In Honduras we saw particularly nice cherries, the most beautiful we ever saw. Red, solid, marvellous. Their ripeness was incredibly uniform. Honduras is a beautiful country and has been a fantastic producer for the last 10 years: it had a great technological development and continues to invest in its coffee market, which is relatively young compared to the other South American countries. In this sector they are less tied to traditions and they are fresher, faster and more modern. They study how to create the best conditions for farming: sun, ground, climate. The yield per hectare is higher. Rainforest Alliance is well settled here.
In Honduras you have to take precautions for your personal safety. The hacienda where we stayed offered us an armed escort, even inside the plantation, where whole families worked.
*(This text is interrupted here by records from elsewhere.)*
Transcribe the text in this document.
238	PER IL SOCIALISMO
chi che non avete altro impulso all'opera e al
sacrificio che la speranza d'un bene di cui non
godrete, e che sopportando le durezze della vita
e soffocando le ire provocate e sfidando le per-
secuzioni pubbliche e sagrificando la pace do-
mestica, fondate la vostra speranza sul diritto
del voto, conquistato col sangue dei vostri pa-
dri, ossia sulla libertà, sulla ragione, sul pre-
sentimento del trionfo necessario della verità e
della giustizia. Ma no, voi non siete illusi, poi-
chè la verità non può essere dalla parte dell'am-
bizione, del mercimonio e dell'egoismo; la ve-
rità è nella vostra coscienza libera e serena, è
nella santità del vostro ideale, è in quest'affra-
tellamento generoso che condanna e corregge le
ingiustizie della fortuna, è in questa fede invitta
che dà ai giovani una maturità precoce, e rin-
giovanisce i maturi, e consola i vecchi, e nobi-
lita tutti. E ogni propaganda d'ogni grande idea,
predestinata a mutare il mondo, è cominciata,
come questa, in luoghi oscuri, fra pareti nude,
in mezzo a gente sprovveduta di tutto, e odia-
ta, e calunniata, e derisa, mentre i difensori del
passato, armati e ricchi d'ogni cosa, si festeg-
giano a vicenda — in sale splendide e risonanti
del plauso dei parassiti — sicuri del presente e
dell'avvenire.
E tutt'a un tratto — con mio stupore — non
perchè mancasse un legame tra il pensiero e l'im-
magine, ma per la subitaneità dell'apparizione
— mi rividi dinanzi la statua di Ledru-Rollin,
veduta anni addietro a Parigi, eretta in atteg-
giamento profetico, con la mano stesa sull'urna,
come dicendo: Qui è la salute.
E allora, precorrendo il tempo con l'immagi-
In this plantation there was a small area surrounded by orange groves: here El Naranjal, a precious coffee cru that is produced for only 60 bags per year, is cultivated. Needless to say, if you want one of these bags you have to reserve it.
The Naranjal farmer is called Arnold Paz, agricultural engineer who studied in the US. He is developing new working methods, different from the common ones, and long processes that include passages in wood cases.
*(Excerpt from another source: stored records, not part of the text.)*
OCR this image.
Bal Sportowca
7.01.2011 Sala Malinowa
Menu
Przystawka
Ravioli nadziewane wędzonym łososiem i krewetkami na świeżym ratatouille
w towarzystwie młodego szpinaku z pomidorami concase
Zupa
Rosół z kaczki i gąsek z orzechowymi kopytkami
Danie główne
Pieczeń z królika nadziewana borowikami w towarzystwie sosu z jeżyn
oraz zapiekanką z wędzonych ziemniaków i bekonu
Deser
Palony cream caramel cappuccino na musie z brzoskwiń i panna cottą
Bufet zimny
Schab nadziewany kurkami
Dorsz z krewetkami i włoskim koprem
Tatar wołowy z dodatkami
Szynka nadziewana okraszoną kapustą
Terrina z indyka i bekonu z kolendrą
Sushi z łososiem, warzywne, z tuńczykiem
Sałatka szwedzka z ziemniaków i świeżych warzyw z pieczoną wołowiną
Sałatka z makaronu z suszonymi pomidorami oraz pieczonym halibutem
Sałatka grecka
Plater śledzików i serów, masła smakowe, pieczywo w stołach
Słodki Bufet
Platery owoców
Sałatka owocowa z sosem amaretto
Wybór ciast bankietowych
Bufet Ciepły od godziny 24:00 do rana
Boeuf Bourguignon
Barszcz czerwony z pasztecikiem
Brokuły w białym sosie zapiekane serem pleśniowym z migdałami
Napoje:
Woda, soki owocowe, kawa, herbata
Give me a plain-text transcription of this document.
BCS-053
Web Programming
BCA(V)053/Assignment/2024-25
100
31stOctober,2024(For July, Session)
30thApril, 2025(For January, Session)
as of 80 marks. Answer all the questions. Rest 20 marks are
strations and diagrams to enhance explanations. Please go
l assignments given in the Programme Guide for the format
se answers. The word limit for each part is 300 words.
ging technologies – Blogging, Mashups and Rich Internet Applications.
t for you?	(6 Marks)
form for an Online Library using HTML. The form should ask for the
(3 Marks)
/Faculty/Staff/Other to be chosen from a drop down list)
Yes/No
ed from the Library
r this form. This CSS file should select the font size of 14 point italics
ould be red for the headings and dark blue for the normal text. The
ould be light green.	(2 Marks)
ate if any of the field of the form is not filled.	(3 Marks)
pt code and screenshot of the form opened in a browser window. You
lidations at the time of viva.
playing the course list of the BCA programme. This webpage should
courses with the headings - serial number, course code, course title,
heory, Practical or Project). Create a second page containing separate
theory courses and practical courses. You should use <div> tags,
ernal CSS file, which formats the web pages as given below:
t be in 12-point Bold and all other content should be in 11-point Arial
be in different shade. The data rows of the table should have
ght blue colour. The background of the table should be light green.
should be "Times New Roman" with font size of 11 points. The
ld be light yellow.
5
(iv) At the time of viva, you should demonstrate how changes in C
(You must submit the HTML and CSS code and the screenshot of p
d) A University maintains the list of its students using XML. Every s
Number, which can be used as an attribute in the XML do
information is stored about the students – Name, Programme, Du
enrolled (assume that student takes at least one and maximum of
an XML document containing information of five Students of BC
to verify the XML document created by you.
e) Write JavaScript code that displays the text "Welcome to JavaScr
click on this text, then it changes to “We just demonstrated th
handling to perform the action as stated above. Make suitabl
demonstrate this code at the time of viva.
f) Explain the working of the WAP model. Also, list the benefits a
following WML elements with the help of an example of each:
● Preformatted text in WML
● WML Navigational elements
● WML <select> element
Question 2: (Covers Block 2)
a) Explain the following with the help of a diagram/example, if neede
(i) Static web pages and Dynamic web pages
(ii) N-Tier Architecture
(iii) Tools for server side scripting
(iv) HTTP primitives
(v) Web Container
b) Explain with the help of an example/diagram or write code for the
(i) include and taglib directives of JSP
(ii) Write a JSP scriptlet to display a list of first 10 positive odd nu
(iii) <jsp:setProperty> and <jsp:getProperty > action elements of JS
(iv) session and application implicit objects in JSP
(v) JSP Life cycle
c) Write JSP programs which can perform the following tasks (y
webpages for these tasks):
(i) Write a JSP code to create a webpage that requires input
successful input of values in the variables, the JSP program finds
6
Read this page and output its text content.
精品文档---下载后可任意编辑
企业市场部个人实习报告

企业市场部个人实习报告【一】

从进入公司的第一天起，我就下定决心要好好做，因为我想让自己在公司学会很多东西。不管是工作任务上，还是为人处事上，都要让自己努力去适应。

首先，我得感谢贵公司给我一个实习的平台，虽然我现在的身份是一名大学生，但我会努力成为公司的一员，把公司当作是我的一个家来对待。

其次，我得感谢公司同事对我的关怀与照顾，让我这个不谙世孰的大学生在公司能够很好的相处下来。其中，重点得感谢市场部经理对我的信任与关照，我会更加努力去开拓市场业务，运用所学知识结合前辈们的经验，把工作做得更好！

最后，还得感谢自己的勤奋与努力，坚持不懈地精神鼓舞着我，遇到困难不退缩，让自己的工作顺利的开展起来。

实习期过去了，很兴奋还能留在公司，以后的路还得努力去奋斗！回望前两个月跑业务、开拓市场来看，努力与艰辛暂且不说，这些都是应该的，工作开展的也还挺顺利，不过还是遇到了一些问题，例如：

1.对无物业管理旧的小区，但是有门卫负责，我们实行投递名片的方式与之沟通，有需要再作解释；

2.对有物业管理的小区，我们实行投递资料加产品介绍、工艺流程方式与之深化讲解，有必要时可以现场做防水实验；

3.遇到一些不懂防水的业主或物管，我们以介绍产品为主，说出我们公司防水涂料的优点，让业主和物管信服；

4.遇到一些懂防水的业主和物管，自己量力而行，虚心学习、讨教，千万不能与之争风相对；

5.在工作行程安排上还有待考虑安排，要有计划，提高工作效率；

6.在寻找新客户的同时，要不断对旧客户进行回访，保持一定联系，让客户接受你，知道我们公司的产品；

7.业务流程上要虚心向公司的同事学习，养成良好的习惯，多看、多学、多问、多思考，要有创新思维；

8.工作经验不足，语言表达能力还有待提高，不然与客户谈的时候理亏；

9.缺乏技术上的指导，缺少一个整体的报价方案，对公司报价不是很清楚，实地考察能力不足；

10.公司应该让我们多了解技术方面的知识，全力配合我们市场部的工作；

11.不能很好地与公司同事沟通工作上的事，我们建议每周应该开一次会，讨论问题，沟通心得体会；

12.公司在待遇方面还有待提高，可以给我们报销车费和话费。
These methods are shared with all the other producers, because Arnold knows that with a larger customer attraction, the whole region will benefit from it, including himself. He also knows that his peculiarity is his terroir. Sharing technical knowledge does not threaten competitiveness.
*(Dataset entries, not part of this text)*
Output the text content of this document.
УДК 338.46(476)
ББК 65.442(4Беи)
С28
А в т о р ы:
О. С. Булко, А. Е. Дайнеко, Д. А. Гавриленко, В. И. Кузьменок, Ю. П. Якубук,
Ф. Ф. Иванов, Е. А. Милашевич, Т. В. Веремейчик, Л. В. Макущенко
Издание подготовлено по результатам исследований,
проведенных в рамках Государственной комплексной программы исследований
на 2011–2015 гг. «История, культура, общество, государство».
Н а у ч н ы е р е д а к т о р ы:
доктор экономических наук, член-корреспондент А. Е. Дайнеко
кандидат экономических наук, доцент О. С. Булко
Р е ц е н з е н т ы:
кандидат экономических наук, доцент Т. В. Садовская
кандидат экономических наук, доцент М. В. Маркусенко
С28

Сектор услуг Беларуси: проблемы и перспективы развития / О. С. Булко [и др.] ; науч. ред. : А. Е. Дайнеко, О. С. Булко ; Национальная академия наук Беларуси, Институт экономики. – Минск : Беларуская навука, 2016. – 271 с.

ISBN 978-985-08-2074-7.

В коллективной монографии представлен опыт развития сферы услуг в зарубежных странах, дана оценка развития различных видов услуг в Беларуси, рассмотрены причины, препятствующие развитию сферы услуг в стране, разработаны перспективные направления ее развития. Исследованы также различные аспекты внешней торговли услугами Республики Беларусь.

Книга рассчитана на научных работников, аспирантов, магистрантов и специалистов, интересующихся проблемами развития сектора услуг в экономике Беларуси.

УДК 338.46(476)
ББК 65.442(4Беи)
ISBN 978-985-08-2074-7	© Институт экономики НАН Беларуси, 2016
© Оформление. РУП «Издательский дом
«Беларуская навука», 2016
All the plantations are far from the cities, they are completely immersed into the nature. And in Colombia geography is arduous. This means long bus or jeep trips, or waiting at the pueblos traffic lights, where you may meet some hormigas culonas (a typical local snack) sellers. I have not tried them… for now I still prefer coffee to fried ants!
Coffee flowers are white, they resemble jasmine’s for their intense fragrance. Their blooming is even more enchanting than that of cherry trees. My first trip to India was magnificent. I must admit that being surrounded by the scents of the plantations is the most exciting part of my job.
In India every work step is diligently performed and is also extremely elegant: women, with their colourful dresses, sit on the ground with such a natural posture we do not even know in the western culture, and carefully select the coffee beans, eliminating the broken or imperfect ones. It is a long and hard job that they transform in exquisite lightness.
Coffee farmers are a big family: the production processes can change from continent to continent, details and uses may vary, but the recognizable, palpable passion people have is the same everywhere. Getting to the plantation after a long trip is always a magical and welcoming moment. In India I have been hosted by the farmers that I visited and I have always had dinner with their family.
Bean drying can be eased by short passages in ovens powered by pruning branches from the plantations. This is what I saw in Brazil. In certain areas they perform ground drying in patios or outdoors, while in other areas I saw the so-called “African beds”, or raised meshes on which seeds are dried.
In India, plantations are surrounded by tea, cocoa, pepper and vanilla plants which have their roots in the same soil. Often, in India, indigenous farmers go barefoot into the flora in order to pick the coffee cherries. It is important to remember that among the flora there is the fauna: spiders, snakes, cobras and other nice beasts. I prefer to wear long-sleeved shirts… It is the price to pay for hand-picked coffee.